Here, we will create a simple stochastic calculation of pi, and then parallelize it using multiprocessing (and multithreading to compare).

```
import random
```

```
def sample(n):
"""Make n trials of points in the square. Return (n, number_in_circle)
This is our basic function. By design, it returns everything it\
needs to compute the final answer: both n (even though it is an input
argument) and n_inside_circle. To compute our final answer, all we
have to do is sum up the n:s and the n_inside_circle:s and do our
computation"""
n_inside_circle = 0
for i in range(n):
x = random.random()
y = random.random()
if x**2 + y**2 < 1.0:
n_inside_circle += 1
return n, n_inside_circle
```

```
%%timeit
# Do it just for timing
n, n_inside_circle = sample(10**6)
```

```
314 ms ± 1.37 ms per loop (mean ± std. dev. of 7 runs, 1 loop each)
```

```
# Do the actual calculation (the previous result doesn't get saved)
n, n_inside_circle = sample(10**6)
```

This is the “calculate answer” phase.

```
pi = 4.0 * (n_inside_circle / n)
pi
```

```
3.140036
```

## Do it in parallel with multiprocessing

This divides the calculation into 10 tasks and runs `sample`

on each of them. Then it re-combines the results.

```
import multiprocessing.pool
pool = multiprocessing.pool.Pool()
# The default pool makes one process per CPU
```

```
%%timeit
# Do it once to time it
results = pool.map(sample, [10**5] * 10)
```

```
152 ms ± 437 µs per loop (mean ± std. dev. of 7 runs, 10 loops each)
```

```
# Do it again to get the results, since the results of the above
# cell aren't accessible because of the %%timeit magic.
results = pool.map(sample, [10**5] * 10)
```

```
pool.close()
```

```
n_sum = sum(x[0] for x in results)
n_inside_circle_sum = sum(x[1] for x in results)
pi = 4.0 * (n_inside_circle_sum / n_sum)
pi
```

```
3.139504
```

## Do it in “parallel” with threads

To compare.
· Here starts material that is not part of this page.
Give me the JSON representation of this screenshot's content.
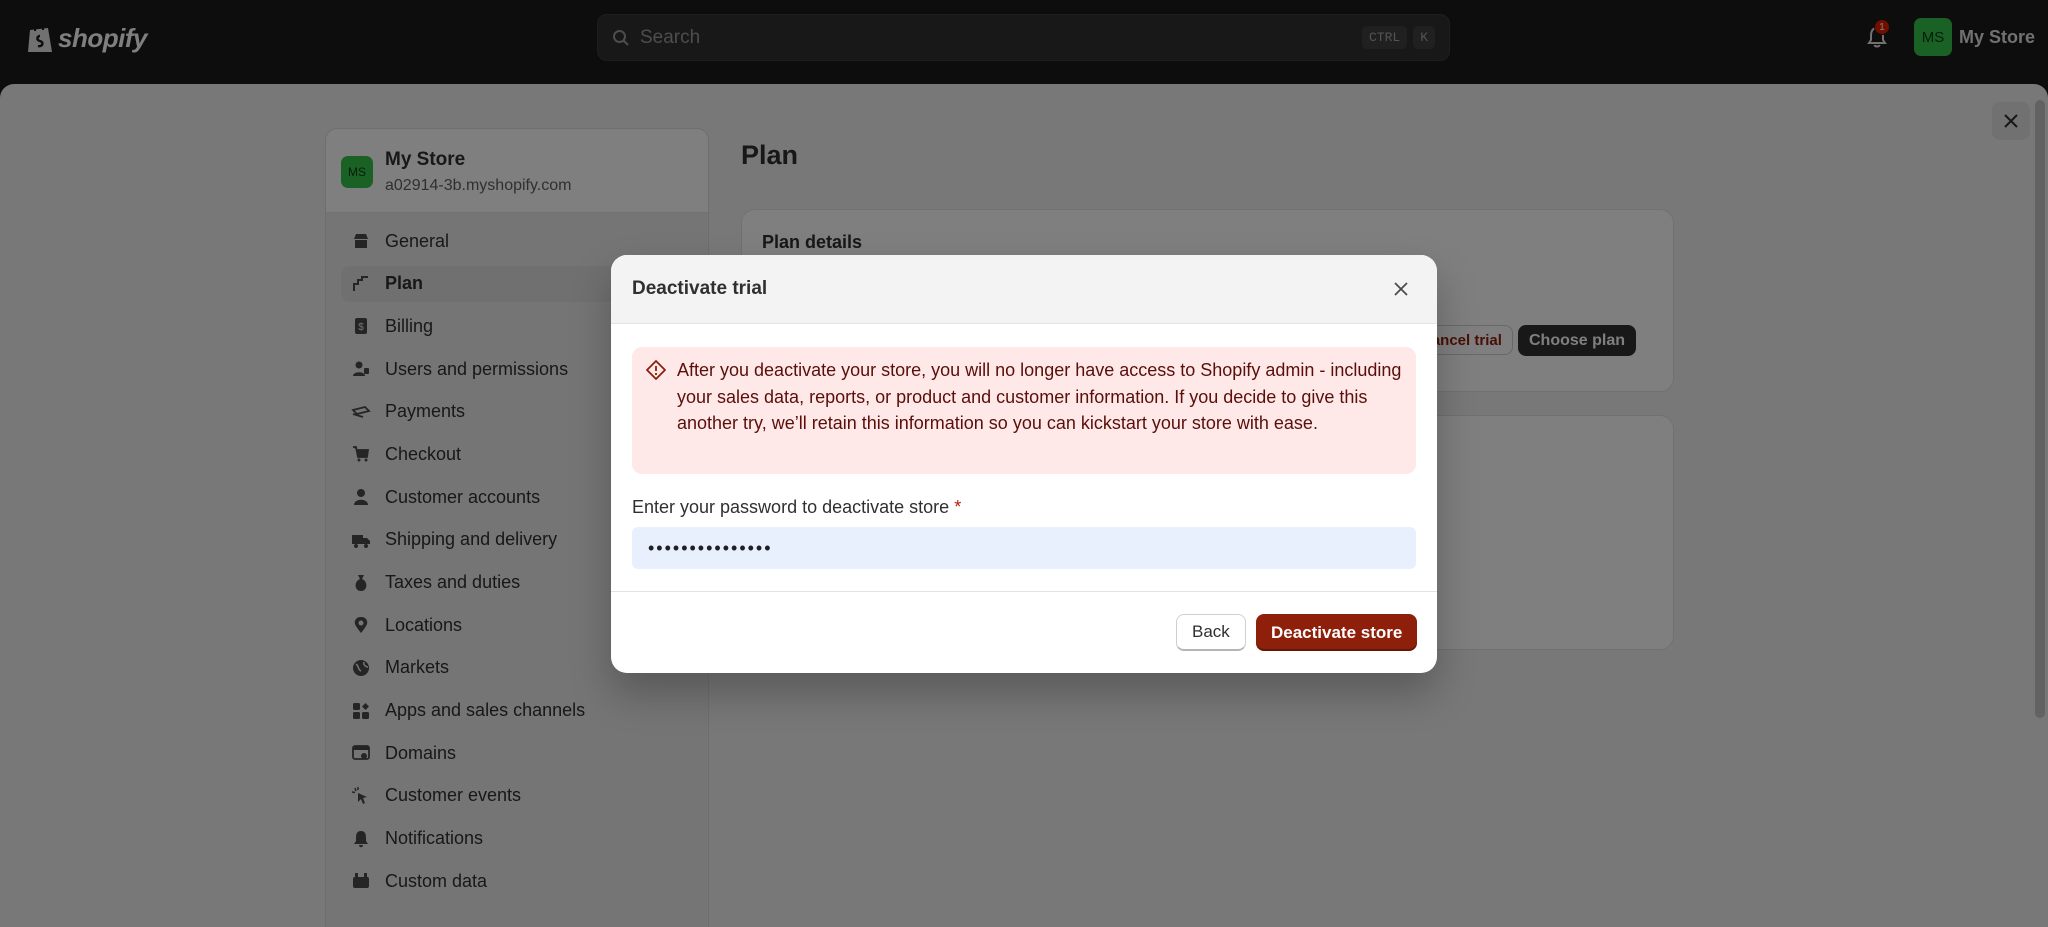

This should not be any faster, because the multiple Python functions can not run at the same time in the same process.

```
threadpool = multiprocessing.pool.ThreadPool()
```

```
%%timeit -o
# Do it once to time it
threadpool.map(sample, [10**5] * 10)
```

```
288 ms ± 1.63 ms per loop (mean ± std. dev. of 7 runs, 1 loop each)
```

```
<TimeitResult : 288 ms ± 1.63 ms per loop (mean ± std. dev. of 7 runs, 1 loop each)>
```

```
# Do it again to get the results, since the results of the above
# cell aren't accessible because of the %%timeit magic.
results = threadpool.map(sample, [10**5] * 10)
```

```
threadpool.close()
```

```
n_sum = sum(x[0] for x in results)
n_inside_circle_sum = sum(x[1] for x in results)
pi = 4.0 * (n_inside_circle_sum / n_sum)
pi
```

```
3.142448
```

## Future ideas

You could make a separate `calculate`

function that take a list of results and returns pi. This can be used regardless of if it is done with multiprocessing or without.

Notice the similarity to split-apply-combine or map-reduce which is a specialization of split-apply-combine.